La historia de ETA ratifica el dictamen sobre la banalidad del mal de Hannah Arendt. Las monstruosidades de ETA no las han cometido monstruos, sino hombres y mujeres normales. No han sido monstruos depravados ni pervertidos, aunque nosotros los hayamos (des)calificado con adjetivaciones semejantes. Son «terriblemente normales» y no, «sobrehumanamente inhumanos». Si se prefiere, son copartícipes de la «locura ordinaria» que sufre la inmensa mayoría de los seres humanos. También los vascos. Son gente estándar que seguramente si hubieran vivido en Andalucía o en Galicia nunca hubiéramos sabido acerca de los actos horribles que eran capaces de cometer. ¿Quién se hubiera atrevido a imaginar que aquel chaval simpático y bien educado que tan solícitamente acompañaba a su “amama” al ambulatorio se iba hacer famoso por poner bombas o por liquidar de un tiro a su vecino de siempre? ¿Quién hubiera adivinado que aquel joven abatido y afligido por la derrota del Athletic era capaz de burlarse del dolor de la viuda de un asesinado por ETA? ¿Quien podía sospechar que aquella mujer del barrio que todas las mañanas al pasar saludaba sonriente a sus vecinos, les hostigaría y vejaría durante muchos meses por el simple hecho de manifestarse silenciosamente a favor de la liberación de un secuestrado por ETA? ¿Qué efecto diabólico convirtió a tantos buenos, alegres y combativos ciudadanos vascos y durante tanto tiempo en monstruos capaces de hostigar, secuestrar y asesinar a conciudadanos suyos, bajo la imputación de intenciones perversas para la patria y la convicción de que no eran de los suyos, es decir, de pertenecer a una casta inferior de seres humanos?

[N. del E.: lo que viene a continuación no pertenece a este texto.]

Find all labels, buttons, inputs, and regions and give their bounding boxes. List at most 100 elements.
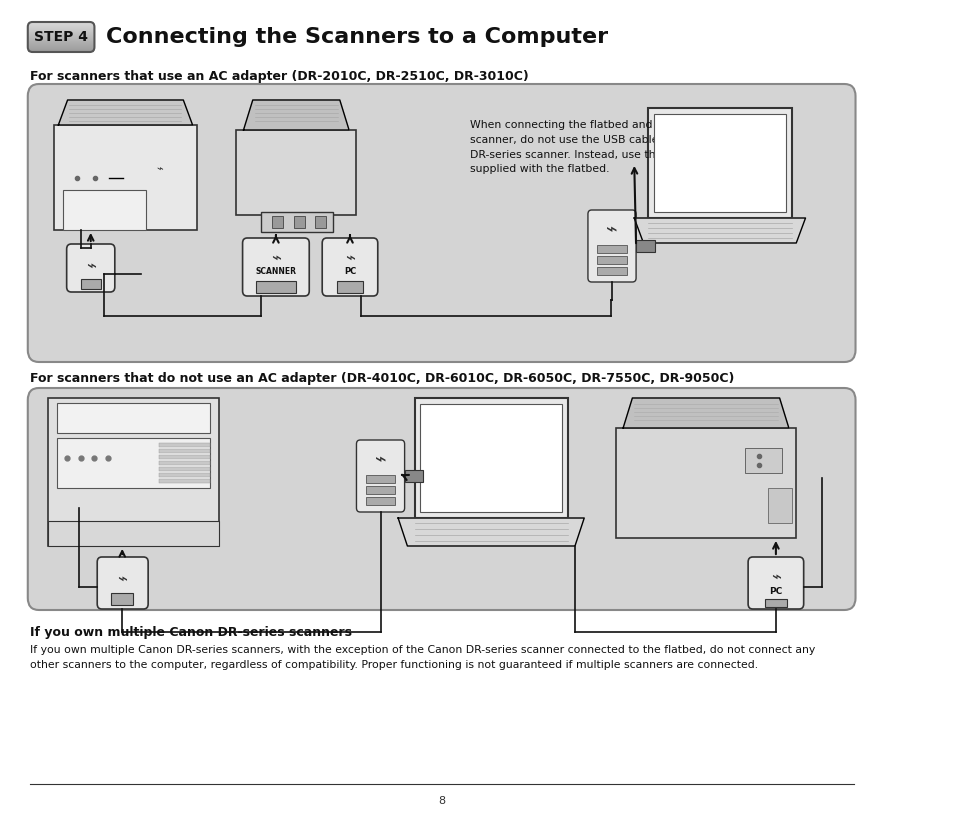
Polygon shape — [58, 100, 193, 125]
Text: Connecting the Scanners to a Computer: Connecting the Scanners to a Computer — [106, 27, 607, 47]
Text: ⌁: ⌁ — [375, 451, 386, 470]
Bar — [28, 48, 94, 49]
FancyBboxPatch shape — [747, 557, 802, 609]
Text: ⌁: ⌁ — [271, 249, 280, 267]
FancyBboxPatch shape — [97, 557, 148, 609]
Bar — [28, 29, 94, 30]
Bar — [28, 51, 94, 52]
Bar — [159, 455, 210, 459]
Text: PC: PC — [343, 267, 355, 276]
Bar — [615, 428, 796, 538]
Bar — [28, 28, 94, 29]
Text: ⌁: ⌁ — [117, 570, 127, 588]
Bar — [28, 38, 94, 39]
Bar — [28, 36, 94, 37]
Text: When connecting the flatbed and the Canon DR-series
scanner, do not use the USB : When connecting the flatbed and the Cano… — [470, 120, 767, 174]
Bar — [48, 398, 219, 546]
Bar — [159, 461, 210, 465]
Bar — [28, 40, 94, 41]
Bar — [28, 27, 94, 28]
Bar — [415, 398, 567, 518]
Bar — [28, 31, 94, 32]
Bar — [159, 449, 210, 453]
Bar — [159, 467, 210, 471]
Text: ⌁: ⌁ — [345, 249, 355, 267]
Bar — [28, 32, 94, 33]
Bar — [420, 404, 561, 512]
Text: ⌁: ⌁ — [156, 165, 163, 175]
Polygon shape — [397, 518, 583, 546]
Bar — [159, 479, 210, 483]
Bar — [365, 475, 395, 483]
Bar — [744, 448, 781, 473]
Text: If you own multiple Canon DR-series scanners, with the exception of the Canon DR: If you own multiple Canon DR-series scan… — [30, 645, 814, 670]
Bar — [63, 190, 146, 230]
Bar — [57, 403, 210, 433]
Bar — [636, 240, 654, 252]
Bar — [28, 37, 94, 38]
Bar — [597, 256, 626, 264]
Text: If you own multiple Canon DR-series scanners: If you own multiple Canon DR-series scan… — [30, 626, 352, 639]
Text: For scanners that do not use an AC adapter (DR-4010C, DR-6010C, DR-6050C, DR-755: For scanners that do not use an AC adapt… — [30, 372, 733, 385]
Bar — [80, 279, 101, 289]
Text: PC: PC — [768, 587, 781, 596]
Text: ⌁: ⌁ — [605, 221, 618, 240]
Bar — [53, 125, 197, 230]
Bar — [294, 216, 304, 228]
Bar — [28, 35, 94, 36]
Text: ⌁: ⌁ — [86, 257, 95, 275]
Bar — [28, 34, 94, 35]
Bar — [404, 470, 423, 482]
Bar — [28, 33, 94, 34]
FancyBboxPatch shape — [28, 84, 855, 362]
Bar — [597, 267, 626, 275]
Bar — [314, 216, 326, 228]
Bar — [653, 114, 785, 212]
Text: 8: 8 — [437, 796, 445, 806]
Bar — [597, 245, 626, 253]
FancyBboxPatch shape — [587, 210, 636, 282]
Bar — [28, 24, 94, 25]
Bar — [57, 438, 210, 488]
FancyBboxPatch shape — [242, 238, 309, 296]
FancyBboxPatch shape — [356, 440, 404, 512]
Bar — [255, 281, 296, 293]
Bar — [28, 44, 94, 45]
Polygon shape — [622, 398, 788, 428]
Bar — [48, 521, 219, 546]
Bar — [28, 43, 94, 44]
Bar — [28, 25, 94, 26]
Bar — [28, 45, 94, 46]
Bar — [28, 22, 94, 23]
Bar — [111, 593, 133, 605]
Bar — [235, 130, 356, 215]
Bar — [159, 443, 210, 447]
Bar — [365, 497, 395, 505]
Bar — [261, 212, 333, 232]
Bar — [272, 216, 283, 228]
Bar — [28, 41, 94, 42]
Bar — [28, 42, 94, 43]
Polygon shape — [243, 100, 349, 130]
Bar — [28, 47, 94, 48]
Bar — [159, 473, 210, 477]
Bar — [28, 46, 94, 47]
Bar — [764, 599, 786, 607]
Bar — [28, 23, 94, 24]
Bar — [28, 49, 94, 50]
FancyBboxPatch shape — [28, 388, 855, 610]
Bar — [647, 108, 791, 218]
Bar — [365, 486, 395, 494]
Text: ⌁: ⌁ — [770, 568, 781, 586]
Bar — [768, 488, 791, 523]
Bar — [28, 39, 94, 40]
Text: For scanners that use an AC adapter (DR-2010C, DR-2510C, DR-3010C): For scanners that use an AC adapter (DR-… — [30, 70, 528, 83]
Bar — [28, 26, 94, 27]
Bar — [336, 281, 362, 293]
FancyBboxPatch shape — [322, 238, 377, 296]
Polygon shape — [634, 218, 804, 243]
Text: SCANNER: SCANNER — [255, 267, 296, 276]
FancyBboxPatch shape — [67, 244, 114, 292]
Bar — [28, 50, 94, 51]
Text: STEP 4: STEP 4 — [34, 30, 88, 44]
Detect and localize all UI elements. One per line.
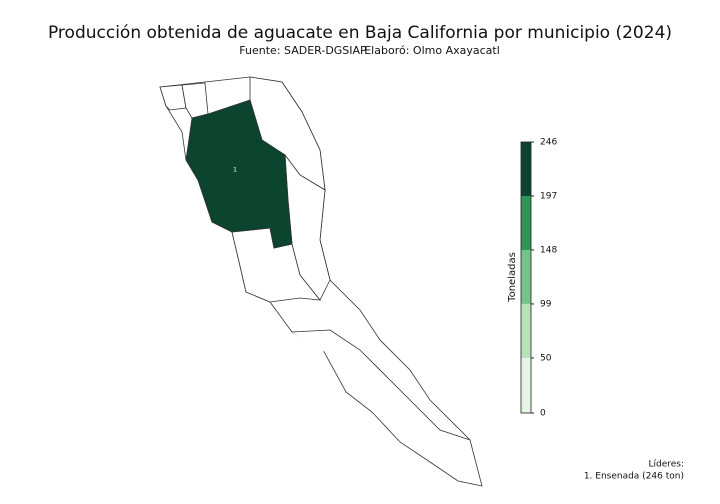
- colorbar-tick-label: 197: [540, 191, 557, 201]
- leader-item: 1. Ensenada (246 ton): [584, 472, 684, 482]
- colorbar-label: Toneladas: [507, 252, 518, 303]
- colorbar-tick-label: 0: [540, 409, 546, 419]
- colorbar-frame: [520, 141, 532, 414]
- colorbar-tick-label: 50: [540, 353, 552, 363]
- colorbar-bin: [521, 249, 531, 304]
- colorbar-bin: [521, 195, 531, 250]
- leaders-title: Líderes:: [648, 460, 684, 470]
- source: Fuente: SADER-DGSIAP: [239, 44, 367, 57]
- colorbar-tick-label: 148: [540, 245, 557, 255]
- colorbar-tick-label: 246: [540, 138, 557, 148]
- colorbar-bin: [521, 142, 531, 196]
- map: 1: [159, 76, 483, 487]
- region-label: 1: [233, 167, 237, 174]
- municipio-ensenada: [185, 99, 293, 249]
- municipio-tijuana: [159, 84, 187, 111]
- bcs-interior: [291, 329, 471, 441]
- colorbar-bin: [521, 357, 531, 413]
- colorbar: Toneladas 0 50 99 148 197 246: [507, 138, 557, 419]
- author: Elaboró: Olmo Axayacatl: [364, 44, 500, 57]
- colorbar-bin: [521, 303, 531, 358]
- title: Producción obtenida de aguacate en Baja …: [48, 23, 672, 43]
- colorbar-tick-label: 99: [540, 299, 552, 309]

Cuando hace más de cuarenta años irrumpió la inicial acción violenta de ETA en la historia vasca, inmediatamente su repetición se hizo más probable y más fácil que la primera vez. Las sucesivas repeticiones fueron estructurando el mal de la violencia, lo volvieron más invisible y más insignificante a pesar de su escalada en el horror. La interconexión entre irreflexión y maldad ha hecho posible la banalización del mal en Euskadi de la misma manera que en la Alemania nazi. Hoy todavía un número considerable de vascos considera que el exterminio del otro es un simple «daño colateral» y no un crimen fratricida.

En este contexto los procesos de arrepentimiento de los verdugos son muy importantes para el futuro de la convivencia en la sociedad vasca. Juntamente con el recuerdo del sufrimiento de las víctimas inocentes, es el mejor antídoto contra la banalización del mal. Verifican que también quienes un día practicaron la barbarie terrorista son capaces acogerse a una segunda oportunidad de humanización y de reinserción social. No todo estaba corrompido en su corazón. Y permiten creer con Albert Camus y a pesar de «la peste» terrorista, que «en el hombre hay más cosas dignas de admiración que de desprecio».

Por todo ello me parece un error la incomparecencia forzada de Guisasola. Y un monumental disparate unas palabras sobre el asunto de A. Basagoiti, que banalizaban su arrepentimiento. La contrición de un recluso es un objetivo prioritario de las políticas penitenciarias en las democracias avanzadas. Si se alcanza un líder político debiera congratularse de ello sin echar las campanas al vuelo. Como reiteradamente muestran las escenas televisadas de los juicios enla Audiencia Nacional, los fracasos de esta pretensión democrática son mucho más numerosos que sus éxitos. El arrepentimiento de un victimario –y no el conjunto de su biografía- es un espejo en el que muchísimos ciudadanos vascos necesitan mirarse para aprender a cargar con el mal de la violencia. ¡Ojalá cunda el ejemplo para bien de la convivencia!